La Chambre a développé un programme pour mettre en relation nouveaux arrivants et employeurs. Depuis octobre 2010, 1 700 immigrants ont fait ce stage non rémunéré en entreprise. «Plus de 60 % d'entre eux ont trouvé un emploi ou amorcé un cours de perfectionnement. On veut leur donner un réseau. Ne pas travailler, c'est du gaspillage pur.»

Par ailleurs, le président de la Chambre de commerce a toujours à coeur la lutte au décrochage scolaire. À l'université, la priorité de la Chambre est de créer des passerelles entre les milieux d'affaires et l'enseignement. Pour le président de la Chambre, le risque de pervertir l'université avec cet arrimage est moins élevé que celui de rendre les entreprises moins concurrentielles.

Un maire fâché noir... contre Québec

«Québec traite Montréal avec désinvolture. Les fonctionnaires ont une mauvaise lecture de ses problèmes, des coûts de la congestion», déplore Michel Leblanc. Il croit qu'il n'y a pas d'endroit au Québec, et surtout pas dans la capitale, où on tolérerait que des viaducs s'écroulent, que les rues soient défoncées, que les projets routiers soient constamment reportés.

Montréal n'est pas payante politiquement. L'ouest de l'île est acquis aux libéraux, l'est, aux péquistes. Et Montréal n'a pas d'élus au sein du parti au pouvoir à Ottawa.

«Regardez le maire Labeaume, à Québec : il se choque. Il va falloir qu'à la mairie de Montréal quelqu'un se choque. La reconstruction de l'échangeur Turcot a encore été remise de deux ans. C'est inacceptable, mais personne ne s'est fâché !» souligne le président de la Chambre de commerce.
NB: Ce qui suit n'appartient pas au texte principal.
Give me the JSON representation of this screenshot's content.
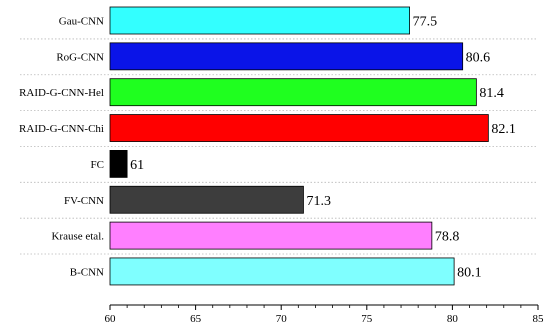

Au lendemain de la prochaine élection, le nouveau maire jouira d'un appui inégalé dans la population, croit M. Leblanc. Il doit en profiter pour amorcer les négociations en vue d'un nouveau pacte fiscal avec Québec et d'un renforcement des pouvoirs de la ville-centre. «On a appuyé la proposition de la CAQ, ainsi que les rapports Séguin et Léonard [proposant de réduire le nombre d'élus et d'arrondissements]. On pense que, dès le lendemain des élections, les partis doivent s'asseoir pour en parler.» Les pouvoirs des arrondissements devraient être réduits. «Il n'y a pas de vision d'ensemble. Ça ne peut pas durer.»